Currently there is controversial evidence that suggests that the accepted incidence of atrophic gastritis of 1.2 to 3.3% in patients with Helicobacter pylori gastritis may be increased by the long-term suppression of acid by a proton pump inhibitor (omeprazole). The purpose of this study is to show whether lesser forms of acid suppression by antacids or H2 receptor antagonists may have an influence on the development of atrophic gastritis. The authors recently reported a study in which a cohort of 36 patients with symptoms of dyspepsia were followed clinically for a period of 7 to 19 years. In that report all subjects underwent upper endoscopy with two biopsy specimens each from the antrum and fundus, on at least two occasions, 7 to 19 years apart. A diagnosis of atrophic gastritis was based on the interpretation of these biopsies by two gastrointestinal pathologists. The presence of H. pylori colonization was determined by tissue sampling and by a campylobacter-like organisms test of the antrum. Of the 36 patients in the authors' previous report, 33 had adequate baseline and follow-up data on medications consumed throughout the period of the study. In their current report they now present the findings of a retrospective review in which they correlate the presence of atrophic gastritis with the sole use of antacids and H2 receptor antagonists throughout the period of the study. In the cohort of 33 patients evaluated from the previous report, the authors found that atrophic gastritis had developed in all 28 patients positive for H. pylori, and in none of the 5 patients negative for H. pylori (p < 0.0001).
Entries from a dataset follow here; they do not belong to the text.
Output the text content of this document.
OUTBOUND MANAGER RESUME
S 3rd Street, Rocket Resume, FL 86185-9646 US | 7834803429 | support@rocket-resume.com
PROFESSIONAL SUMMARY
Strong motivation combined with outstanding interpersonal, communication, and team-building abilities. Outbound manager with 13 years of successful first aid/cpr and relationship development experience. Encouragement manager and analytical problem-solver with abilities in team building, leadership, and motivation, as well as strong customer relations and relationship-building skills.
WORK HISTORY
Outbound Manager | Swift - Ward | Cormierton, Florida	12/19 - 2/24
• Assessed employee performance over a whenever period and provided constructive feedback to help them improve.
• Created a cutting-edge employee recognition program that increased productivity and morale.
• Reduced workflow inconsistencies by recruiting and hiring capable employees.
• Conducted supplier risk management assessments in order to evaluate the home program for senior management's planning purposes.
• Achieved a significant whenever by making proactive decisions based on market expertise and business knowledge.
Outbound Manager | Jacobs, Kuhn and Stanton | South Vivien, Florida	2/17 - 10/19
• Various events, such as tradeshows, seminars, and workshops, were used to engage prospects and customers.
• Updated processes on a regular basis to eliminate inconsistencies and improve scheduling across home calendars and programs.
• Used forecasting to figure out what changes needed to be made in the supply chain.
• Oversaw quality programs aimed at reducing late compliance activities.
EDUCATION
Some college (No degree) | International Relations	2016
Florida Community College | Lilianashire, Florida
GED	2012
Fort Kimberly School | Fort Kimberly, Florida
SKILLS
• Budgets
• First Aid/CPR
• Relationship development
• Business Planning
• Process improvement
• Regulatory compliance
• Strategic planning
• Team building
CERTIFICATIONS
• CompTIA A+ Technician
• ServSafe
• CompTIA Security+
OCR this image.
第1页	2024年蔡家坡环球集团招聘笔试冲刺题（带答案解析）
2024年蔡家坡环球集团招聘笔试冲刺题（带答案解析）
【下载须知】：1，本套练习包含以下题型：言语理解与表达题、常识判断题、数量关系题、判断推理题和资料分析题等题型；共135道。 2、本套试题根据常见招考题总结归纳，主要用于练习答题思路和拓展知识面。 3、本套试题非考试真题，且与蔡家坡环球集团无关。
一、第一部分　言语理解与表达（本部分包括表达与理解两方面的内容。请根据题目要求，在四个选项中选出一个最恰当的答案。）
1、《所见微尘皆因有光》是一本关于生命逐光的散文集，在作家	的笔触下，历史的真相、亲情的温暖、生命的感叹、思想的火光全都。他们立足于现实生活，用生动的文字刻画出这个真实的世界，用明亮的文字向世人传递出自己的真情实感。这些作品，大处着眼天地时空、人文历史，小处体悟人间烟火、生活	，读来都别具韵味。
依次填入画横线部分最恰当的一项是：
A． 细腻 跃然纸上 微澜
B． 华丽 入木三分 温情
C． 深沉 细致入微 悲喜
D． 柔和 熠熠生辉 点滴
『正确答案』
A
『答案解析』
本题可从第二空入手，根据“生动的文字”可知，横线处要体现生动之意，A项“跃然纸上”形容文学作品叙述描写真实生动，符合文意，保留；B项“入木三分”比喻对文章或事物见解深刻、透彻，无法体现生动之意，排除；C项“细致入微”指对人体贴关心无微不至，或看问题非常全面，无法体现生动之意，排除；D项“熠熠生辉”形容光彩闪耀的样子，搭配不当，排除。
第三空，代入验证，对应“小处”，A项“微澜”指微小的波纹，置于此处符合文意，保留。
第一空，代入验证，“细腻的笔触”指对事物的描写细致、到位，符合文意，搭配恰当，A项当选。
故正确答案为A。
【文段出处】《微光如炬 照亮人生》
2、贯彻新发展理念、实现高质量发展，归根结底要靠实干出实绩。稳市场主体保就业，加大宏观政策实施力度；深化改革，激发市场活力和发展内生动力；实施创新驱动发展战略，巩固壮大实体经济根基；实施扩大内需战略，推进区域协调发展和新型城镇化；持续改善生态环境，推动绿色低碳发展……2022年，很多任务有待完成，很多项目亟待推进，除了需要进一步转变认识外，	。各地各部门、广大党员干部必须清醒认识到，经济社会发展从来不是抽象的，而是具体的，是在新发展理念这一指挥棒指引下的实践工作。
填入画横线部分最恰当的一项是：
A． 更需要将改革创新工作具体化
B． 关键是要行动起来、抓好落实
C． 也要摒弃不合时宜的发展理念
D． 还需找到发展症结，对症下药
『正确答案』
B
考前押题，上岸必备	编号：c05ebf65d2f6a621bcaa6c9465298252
A retrospective analysis of this previously studied cohort of 33 patients revealed that the use of antacids and H2 receptor antagonists did not predict the development of atrophic gastritis in either H. pylori-negative or -positive subjects. In a retrospective analysis of a cohort of 33 patients followed for an average of 11.7 years, atrophic gastritis developed in H. pylori-positive but not in H. pylori-negative subjects, irrespective of the use and duration of antacids or H2 receptor antagonists.